Their relationships, in fact, are all. Ichika will become acquainted with many characters, whose relationships will be managed both “by voice” and through virtual messaging. No break in the fourth wall: simply the protagonist will communicate through an app (Leaf, obvious parody of Whatsapp) of his smartphone. Here comes the first defect: the prolonged. While on the one hand the police context forces us to dilate the times, dialogues often lose themselves in the long run. You end up reading them barely or skip it all.
The Collar X Malice Review, Idea Factory's new visual novel
The page is pushed by pressing X
But if you resist the will to tap the X (or the touch screen) of the PSVita, you will find out how the game has a deep storyline and multiple facets. Just to understand how well the dialogues are well planted. The same vulgar or vernacular terms used are spatially used to paint a daily and recognizable context. There is much empathy, and the protagonist itself has a deep psychology that the player himself is called to define. This “feminine” point of view also arises in the contour elements, disseminating refined references and in a simple and accessible interface. Like every visual novel, the script maintains high levels of elasticity, as the ways to come to the forefront are many with equally multiple variables.

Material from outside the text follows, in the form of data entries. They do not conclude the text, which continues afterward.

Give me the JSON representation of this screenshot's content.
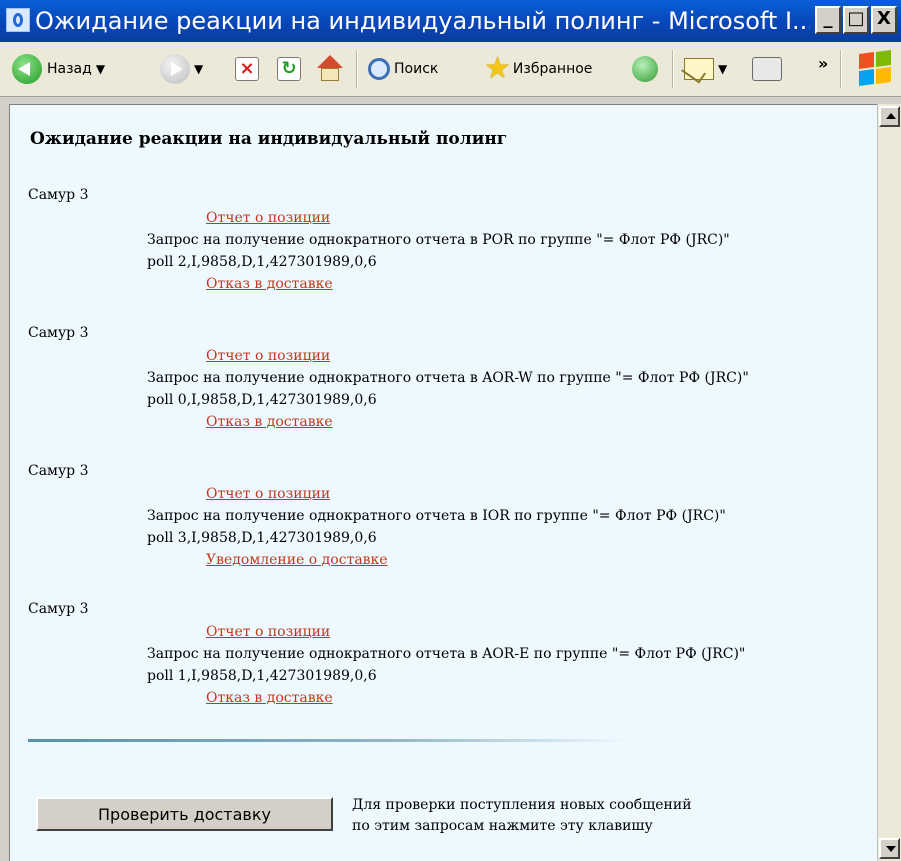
{
  "window": {
    "title": "Ожидание реакции на индивидуальный полинг - Microsoft I...",
    "buttons": {
      "minimize": "_",
      "maximize": "□",
      "close": "X"
    }
  },
  "toolbar": {
    "back_label": "Назад",
    "search_label": "Поиск",
    "favorites_label": "Избранное",
    "chevron": "»"
  },
  "page": {
    "heading": "Ожидание реакции на индивидуальный полинг",
    "entries": [
      {
        "sender": "Самур 3",
        "report_link": "Отчет о позиции",
        "request": "Запрос на получение однократного отчета в POR по группе \"= Флот РФ (JRC)\"",
        "code": "poll 2,I,9858,D,1,427301989,0,6",
        "status_link": "Отказ в доставке"
      },
      {
        "sender": "Самур 3",
        "report_link": "Отчет о позиции",
        "request": "Запрос на получение однократного отчета в AOR-W по группе \"= Флот РФ (JRC)\"",
        "code": "poll 0,I,9858,D,1,427301989,0,6",
        "status_link": "Отказ в доставке"
      },
      {
        "sender": "Самур 3",
        "report_link": "Отчет о позиции",
        "request": "Запрос на получение однократного отчета в IOR по группе \"= Флот РФ (JRC)\"",
        "code": "poll 3,I,9858,D,1,427301989,0,6",
        "status_link": "Уведомление о доставке"
      },
      {
        "sender": "Самур 3",
        "report_link": "Отчет о позиции",
        "request": "Запрос на получение однократного отчета в AOR-E по группе \"= Флот РФ (JRC)\"",
        "code": "poll 1,I,9858,D,1,427301989,0,6",
        "status_link": "Отказ в доставке"
      }
    ],
    "check_button": "Проверить доставку",
    "hint_line1": "Для проверки поступления новых сообщений",
    "hint_line2": "по этим запросам нажмите эту клавишу"
  },
  "colors": {
    "link": "#c0391b",
    "page_background": "#eef8ff",
    "titlebar": "#0846b8"
  }
}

The story goes on, coming to a conclusion whatsoever the choices made by the player. This idea is common in the genre, but it is controversial almost the same way. Too many “wrong” choices lead the story to end prematurely, in what is nothing but a masked game over.
This feature coupled with the lack of automatic rescue makes progression much more problematic. As a function of this, in the game there is rewind : you can go back to the dialogs and give different answers. However, this feature is limited to the current scene only, with the result of not stopping any player’s “mistakes”. By making the fault of saving at the wrong time (for example before a blind alley), it forces you to start from scratch.